Due to the terrain and stopping to take more photos than I planned, my 29 miles took 7-1/2 hours. It also felt like a 40 mile road run due to the extra output required to go up and down mountain trails all day. My glucose control started perfect at 169 and ended perfect at 145. I was fighting a few early on-set hypo’s throughout the run though, most likely due to the heat.
I finished at 4:30pm at train station #2. It was hot and i was spent. I refueled with whatever my body could handle. That happened to be not much; a pop ice to cool down, some chips and a cereal bar along with lots more water on board. Onto the bus i got (the train got cancelled!), took a quick nap and I was back in my manic city. I was now on a tight schedule for round 2; pacing duties for my good friend Keila on her NYC 100 mile race put on by running legend Phil McCarthy. I was to pace the last 18 miles from Brighton Beach, Brooklyn into Times Square.
Home for a shower, change of lycra and a recharge of my Garmin and back out. I grabbed two slices of pizza and headed south via the subway. Dinner time had never been so public! I met my friends at the beach and waited for Keila to arrive with pacer Beck. I had heard she was doing awesome all day via text updates. It was better than anyone had expected, first place by the time Mike, Alisa and myself all jumped in to pace her at mile 83 at 10pm. My sugar was 219 at this point. I had been chomping on some local fruit waiting for her at Brighton Beach and had under calculated the carbs slightly. I took my handheld 20oz bottle of Gatorade, poured half away and added water due to my blood sugar. Let’s roll.
At mile 90, we stopped for a change of shoes and a general refuel. 2nd place Michael Samuels came through and kept on going. At mile 97, I had to stop in desperate need of some sugar. I had miscalculated how much glucose I would need for the last ten miles; I was running mile 45 of my day so it was getting tricky to keep the levels in the right zone (150-200). At 2am in NYC this was not going to be a problem though. I grabbed a Coke from the nearest street vendor and within a few minutes felt better. I laughed at myself for getting dropped by Keila who had been running for 97 miles.

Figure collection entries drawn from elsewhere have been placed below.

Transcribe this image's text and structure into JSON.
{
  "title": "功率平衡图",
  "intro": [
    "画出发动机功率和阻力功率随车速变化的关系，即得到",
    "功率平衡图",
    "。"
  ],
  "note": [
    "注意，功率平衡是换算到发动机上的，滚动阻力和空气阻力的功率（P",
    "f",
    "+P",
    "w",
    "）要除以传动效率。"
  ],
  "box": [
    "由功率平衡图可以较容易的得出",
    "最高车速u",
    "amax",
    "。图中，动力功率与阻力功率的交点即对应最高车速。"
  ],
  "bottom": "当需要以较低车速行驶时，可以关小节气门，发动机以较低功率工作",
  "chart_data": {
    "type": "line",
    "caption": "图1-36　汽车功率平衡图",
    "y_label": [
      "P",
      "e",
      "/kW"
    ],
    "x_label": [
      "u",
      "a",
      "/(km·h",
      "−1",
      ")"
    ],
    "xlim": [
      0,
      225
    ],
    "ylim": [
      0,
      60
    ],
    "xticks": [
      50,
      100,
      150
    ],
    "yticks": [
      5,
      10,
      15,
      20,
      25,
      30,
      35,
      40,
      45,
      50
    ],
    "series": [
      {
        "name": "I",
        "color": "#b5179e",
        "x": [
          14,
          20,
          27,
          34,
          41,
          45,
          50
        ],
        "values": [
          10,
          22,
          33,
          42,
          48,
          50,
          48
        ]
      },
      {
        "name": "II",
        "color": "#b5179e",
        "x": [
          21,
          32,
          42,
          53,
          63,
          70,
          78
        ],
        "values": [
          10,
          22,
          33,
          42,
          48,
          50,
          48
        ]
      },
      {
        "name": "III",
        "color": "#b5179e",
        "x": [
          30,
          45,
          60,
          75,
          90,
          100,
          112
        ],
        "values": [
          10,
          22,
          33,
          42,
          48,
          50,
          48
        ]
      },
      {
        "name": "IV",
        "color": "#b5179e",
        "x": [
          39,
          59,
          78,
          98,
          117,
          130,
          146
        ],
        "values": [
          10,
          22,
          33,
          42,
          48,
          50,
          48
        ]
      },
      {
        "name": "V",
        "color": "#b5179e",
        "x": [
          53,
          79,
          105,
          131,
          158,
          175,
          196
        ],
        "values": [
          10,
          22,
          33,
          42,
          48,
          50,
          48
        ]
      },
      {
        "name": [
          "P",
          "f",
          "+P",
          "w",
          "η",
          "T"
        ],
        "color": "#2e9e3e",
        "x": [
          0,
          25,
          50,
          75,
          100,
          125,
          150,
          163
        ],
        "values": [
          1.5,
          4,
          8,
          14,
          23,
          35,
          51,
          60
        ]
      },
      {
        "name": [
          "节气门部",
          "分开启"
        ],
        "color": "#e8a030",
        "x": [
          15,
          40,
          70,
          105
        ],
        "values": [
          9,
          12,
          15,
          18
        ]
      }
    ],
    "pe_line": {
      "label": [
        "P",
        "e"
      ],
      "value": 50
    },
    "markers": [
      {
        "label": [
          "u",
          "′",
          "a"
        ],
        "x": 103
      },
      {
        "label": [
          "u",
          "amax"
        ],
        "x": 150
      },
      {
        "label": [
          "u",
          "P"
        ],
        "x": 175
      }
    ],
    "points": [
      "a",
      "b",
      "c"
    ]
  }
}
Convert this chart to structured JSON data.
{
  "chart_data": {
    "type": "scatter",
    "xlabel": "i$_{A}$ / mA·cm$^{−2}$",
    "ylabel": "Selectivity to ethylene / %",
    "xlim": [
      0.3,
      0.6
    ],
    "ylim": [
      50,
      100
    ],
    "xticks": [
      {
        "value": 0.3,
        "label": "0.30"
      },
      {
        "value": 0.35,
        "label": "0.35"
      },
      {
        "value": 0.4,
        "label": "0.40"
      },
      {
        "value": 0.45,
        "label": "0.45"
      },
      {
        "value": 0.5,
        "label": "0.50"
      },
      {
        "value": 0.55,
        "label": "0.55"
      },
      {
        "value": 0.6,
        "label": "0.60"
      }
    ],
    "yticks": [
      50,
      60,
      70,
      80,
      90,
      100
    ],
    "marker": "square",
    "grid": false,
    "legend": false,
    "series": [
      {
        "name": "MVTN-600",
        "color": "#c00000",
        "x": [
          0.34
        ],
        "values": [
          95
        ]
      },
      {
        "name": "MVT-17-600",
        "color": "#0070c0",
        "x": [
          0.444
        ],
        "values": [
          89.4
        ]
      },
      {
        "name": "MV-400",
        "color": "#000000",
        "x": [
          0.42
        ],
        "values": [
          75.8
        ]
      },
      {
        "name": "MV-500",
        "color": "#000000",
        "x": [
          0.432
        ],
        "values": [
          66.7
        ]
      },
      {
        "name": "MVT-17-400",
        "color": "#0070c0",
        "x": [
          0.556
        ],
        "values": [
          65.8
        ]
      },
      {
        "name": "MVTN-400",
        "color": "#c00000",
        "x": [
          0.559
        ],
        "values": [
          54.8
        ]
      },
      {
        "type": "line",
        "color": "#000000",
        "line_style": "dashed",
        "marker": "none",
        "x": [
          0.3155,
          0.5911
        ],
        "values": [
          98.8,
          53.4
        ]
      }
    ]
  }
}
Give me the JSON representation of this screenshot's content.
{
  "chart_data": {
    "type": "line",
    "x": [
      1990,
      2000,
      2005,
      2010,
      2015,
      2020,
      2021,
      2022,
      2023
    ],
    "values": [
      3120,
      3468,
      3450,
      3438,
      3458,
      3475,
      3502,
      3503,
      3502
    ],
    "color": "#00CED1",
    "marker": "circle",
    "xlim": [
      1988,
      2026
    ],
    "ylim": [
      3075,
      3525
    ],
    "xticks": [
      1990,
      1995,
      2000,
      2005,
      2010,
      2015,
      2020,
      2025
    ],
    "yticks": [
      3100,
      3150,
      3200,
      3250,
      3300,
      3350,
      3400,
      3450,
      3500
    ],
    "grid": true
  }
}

I picked up the pace as I didn’t want to miss the big finish. I saw second place ahead but this time it wasn’t her. My eyes lit up just as they had done a few weeks earlier in my own race when I saw the top 3 in sight. I ran as fast as I could to catch up with the once again first place speedster. The last mile up Broadway into Times Square was a fantastic experience. Keila sprinted into the bright lights of Times Square and won the race which had a lot of impressive local ultra runners in it.
Far less important, I had logged another back-to-back (it could be argued it was a double as well due to no sleep in between) but 46 training miles over 16 hours into the early hours of Sunday counts. Roll on next weekend if you are anything like this one. Congratulations to the champ 160Keila.